Costa’s course assignments also connect to the “course question.”
This semester, I’ve had my grad students in Qualitative Methods submit five questions about their assigned readings instead of the assignment I’ve previously used, which was a one-page response to the readings. I read over the students’ questions and use them in class. The questions highlight their areas of uncertainty, make connections among the readings, and help me get everyone participating in discussion.
I have also had my 110-student undergraduate class divided into teams this semester and last fall. Each team of five students submits a form at the beginning of class that asks for a discussion question related to the reading. I read the forms as they finish them, highlight interesting or recurring ones, and talk those over with the class before we begin the rest of the day’s activities. This has also been pretty successful.

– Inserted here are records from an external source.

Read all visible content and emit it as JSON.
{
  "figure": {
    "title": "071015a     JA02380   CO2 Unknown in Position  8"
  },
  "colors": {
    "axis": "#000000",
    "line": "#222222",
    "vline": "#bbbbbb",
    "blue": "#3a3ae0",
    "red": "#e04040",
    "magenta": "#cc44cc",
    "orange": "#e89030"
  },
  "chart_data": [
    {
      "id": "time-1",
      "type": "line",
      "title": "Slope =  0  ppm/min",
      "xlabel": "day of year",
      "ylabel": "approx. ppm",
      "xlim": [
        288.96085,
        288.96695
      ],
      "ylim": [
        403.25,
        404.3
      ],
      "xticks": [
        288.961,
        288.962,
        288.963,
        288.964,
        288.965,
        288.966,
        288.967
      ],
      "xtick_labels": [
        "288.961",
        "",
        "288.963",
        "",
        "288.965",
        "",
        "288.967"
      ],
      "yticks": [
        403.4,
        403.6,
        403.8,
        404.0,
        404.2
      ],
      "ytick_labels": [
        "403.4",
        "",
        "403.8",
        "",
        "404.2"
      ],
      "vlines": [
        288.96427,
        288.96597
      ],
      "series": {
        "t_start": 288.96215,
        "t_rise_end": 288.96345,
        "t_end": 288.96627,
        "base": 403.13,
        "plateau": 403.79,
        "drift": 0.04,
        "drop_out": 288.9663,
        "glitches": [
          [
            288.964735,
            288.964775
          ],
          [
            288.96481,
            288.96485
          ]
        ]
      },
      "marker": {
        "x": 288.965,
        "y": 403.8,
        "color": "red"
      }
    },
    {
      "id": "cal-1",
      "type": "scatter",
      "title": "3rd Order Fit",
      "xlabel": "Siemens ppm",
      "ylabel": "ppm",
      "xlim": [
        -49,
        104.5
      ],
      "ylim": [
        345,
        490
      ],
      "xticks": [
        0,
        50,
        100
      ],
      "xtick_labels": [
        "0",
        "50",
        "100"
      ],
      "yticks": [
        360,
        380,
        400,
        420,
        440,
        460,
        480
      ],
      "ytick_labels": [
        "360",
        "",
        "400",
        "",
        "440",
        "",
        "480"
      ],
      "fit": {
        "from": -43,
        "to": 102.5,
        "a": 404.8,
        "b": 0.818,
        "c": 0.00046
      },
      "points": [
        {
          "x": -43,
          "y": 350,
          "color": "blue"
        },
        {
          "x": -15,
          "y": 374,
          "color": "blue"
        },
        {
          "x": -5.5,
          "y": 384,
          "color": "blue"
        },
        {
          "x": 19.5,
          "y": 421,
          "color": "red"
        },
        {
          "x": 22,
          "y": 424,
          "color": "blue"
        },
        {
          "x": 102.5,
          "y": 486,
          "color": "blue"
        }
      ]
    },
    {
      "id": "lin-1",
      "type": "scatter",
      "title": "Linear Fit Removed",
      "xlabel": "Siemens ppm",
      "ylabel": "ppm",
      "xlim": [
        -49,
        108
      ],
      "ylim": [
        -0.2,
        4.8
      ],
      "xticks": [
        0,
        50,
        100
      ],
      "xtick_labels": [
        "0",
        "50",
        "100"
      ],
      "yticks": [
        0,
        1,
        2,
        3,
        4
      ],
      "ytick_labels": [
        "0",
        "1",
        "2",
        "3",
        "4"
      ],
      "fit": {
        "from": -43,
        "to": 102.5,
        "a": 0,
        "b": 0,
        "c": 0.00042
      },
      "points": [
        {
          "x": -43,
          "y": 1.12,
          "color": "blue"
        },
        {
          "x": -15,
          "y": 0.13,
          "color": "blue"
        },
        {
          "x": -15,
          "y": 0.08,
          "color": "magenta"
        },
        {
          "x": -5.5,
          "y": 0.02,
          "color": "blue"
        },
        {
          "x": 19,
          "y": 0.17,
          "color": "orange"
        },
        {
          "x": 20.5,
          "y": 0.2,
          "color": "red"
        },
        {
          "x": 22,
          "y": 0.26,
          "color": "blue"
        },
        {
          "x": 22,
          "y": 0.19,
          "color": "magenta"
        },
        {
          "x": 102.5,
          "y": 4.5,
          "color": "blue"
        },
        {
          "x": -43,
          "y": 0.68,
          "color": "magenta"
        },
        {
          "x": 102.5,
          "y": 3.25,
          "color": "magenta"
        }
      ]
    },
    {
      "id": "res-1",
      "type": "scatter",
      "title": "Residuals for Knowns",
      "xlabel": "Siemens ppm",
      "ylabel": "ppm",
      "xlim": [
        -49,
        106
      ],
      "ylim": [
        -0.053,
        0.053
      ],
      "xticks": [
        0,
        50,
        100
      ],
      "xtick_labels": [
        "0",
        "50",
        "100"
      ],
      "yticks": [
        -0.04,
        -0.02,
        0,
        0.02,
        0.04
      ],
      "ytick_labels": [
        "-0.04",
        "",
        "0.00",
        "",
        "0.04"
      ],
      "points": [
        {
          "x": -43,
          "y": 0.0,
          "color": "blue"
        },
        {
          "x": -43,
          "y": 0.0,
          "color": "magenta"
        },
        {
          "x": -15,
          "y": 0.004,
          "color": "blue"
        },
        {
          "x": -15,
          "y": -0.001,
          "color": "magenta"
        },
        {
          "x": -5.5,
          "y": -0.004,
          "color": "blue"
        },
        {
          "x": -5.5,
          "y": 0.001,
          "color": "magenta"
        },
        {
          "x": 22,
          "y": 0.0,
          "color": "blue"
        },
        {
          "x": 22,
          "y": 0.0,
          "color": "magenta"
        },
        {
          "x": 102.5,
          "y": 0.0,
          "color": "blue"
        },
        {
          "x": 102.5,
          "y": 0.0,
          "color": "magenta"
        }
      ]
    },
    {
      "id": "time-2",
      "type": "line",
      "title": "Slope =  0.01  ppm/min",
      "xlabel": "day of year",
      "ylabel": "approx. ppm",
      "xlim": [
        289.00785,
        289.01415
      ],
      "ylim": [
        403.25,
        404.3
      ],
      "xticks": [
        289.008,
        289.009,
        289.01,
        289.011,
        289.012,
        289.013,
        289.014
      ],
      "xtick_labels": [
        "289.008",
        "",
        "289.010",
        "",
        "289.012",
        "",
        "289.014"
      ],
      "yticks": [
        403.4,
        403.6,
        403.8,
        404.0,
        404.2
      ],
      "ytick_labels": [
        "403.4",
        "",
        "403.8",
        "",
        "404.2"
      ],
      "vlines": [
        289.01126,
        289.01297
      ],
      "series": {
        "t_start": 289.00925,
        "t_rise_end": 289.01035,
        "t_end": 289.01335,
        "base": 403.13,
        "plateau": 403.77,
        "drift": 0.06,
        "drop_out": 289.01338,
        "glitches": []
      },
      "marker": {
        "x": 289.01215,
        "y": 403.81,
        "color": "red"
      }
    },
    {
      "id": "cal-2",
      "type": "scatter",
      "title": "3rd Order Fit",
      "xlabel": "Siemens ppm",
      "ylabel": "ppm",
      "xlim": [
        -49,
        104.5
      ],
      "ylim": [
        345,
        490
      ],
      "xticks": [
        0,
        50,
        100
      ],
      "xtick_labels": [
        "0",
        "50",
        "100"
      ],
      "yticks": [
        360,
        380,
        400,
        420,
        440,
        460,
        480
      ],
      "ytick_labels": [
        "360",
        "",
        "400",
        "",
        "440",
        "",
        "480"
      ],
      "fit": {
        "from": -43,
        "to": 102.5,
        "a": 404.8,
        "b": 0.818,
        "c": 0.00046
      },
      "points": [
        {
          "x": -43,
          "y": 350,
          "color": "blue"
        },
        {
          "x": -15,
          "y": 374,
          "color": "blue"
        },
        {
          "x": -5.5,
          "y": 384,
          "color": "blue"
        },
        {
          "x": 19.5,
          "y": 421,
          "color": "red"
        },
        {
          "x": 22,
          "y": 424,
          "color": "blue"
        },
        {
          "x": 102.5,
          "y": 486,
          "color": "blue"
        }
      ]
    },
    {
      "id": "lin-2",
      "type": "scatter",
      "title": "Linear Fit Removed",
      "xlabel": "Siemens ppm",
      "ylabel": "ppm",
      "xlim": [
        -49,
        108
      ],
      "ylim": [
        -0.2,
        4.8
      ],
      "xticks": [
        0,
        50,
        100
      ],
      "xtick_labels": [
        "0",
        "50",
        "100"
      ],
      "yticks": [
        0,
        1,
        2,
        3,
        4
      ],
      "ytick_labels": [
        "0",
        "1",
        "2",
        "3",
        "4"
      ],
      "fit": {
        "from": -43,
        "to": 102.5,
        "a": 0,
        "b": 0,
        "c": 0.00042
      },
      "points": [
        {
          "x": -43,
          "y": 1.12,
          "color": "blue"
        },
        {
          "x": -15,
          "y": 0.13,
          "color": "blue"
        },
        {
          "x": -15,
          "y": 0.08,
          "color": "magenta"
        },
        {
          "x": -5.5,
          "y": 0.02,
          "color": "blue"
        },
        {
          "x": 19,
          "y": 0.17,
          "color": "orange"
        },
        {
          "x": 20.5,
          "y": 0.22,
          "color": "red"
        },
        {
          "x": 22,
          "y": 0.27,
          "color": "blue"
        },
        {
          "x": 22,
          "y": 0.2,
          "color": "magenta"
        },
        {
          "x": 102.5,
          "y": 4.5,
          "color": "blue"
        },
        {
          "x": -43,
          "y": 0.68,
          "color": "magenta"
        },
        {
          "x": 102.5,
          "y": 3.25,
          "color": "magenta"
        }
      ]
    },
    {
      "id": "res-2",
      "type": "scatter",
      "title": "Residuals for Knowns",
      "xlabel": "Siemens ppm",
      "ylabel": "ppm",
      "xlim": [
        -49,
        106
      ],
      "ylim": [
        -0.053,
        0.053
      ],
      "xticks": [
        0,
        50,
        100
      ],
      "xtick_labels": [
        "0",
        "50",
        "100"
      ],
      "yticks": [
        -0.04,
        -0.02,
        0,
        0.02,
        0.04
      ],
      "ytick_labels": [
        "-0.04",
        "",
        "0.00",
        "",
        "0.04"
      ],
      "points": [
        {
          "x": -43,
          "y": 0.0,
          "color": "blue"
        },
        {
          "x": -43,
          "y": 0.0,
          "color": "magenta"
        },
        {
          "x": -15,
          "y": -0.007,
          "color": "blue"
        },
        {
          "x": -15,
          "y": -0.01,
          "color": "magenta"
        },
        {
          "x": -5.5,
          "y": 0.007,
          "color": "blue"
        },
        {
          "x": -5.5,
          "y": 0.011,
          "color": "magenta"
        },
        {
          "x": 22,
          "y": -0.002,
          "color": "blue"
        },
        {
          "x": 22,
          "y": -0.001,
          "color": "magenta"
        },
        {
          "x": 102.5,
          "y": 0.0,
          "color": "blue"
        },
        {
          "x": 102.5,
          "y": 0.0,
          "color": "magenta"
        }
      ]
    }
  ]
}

I know many faculty bemoan students’ seeming lack of curiosity about the subjects we teach, but if we get them started by asking them to take time to examine their knowledge and think about the topic’s complexity, they often find provocative and fun issues to ask about.
I’ve struggled, though, with finding more ways to elicit and integrate students’ own interests and questions into our class — particularly in the large undergraduate class I teach, and especially “on the fly,” when questions are sparse in the middle of an activity or a lecture portion in class.
What other methods have you used to help students’ questions guide your courses and class sessions, and to keep the questions and curiosity flowing?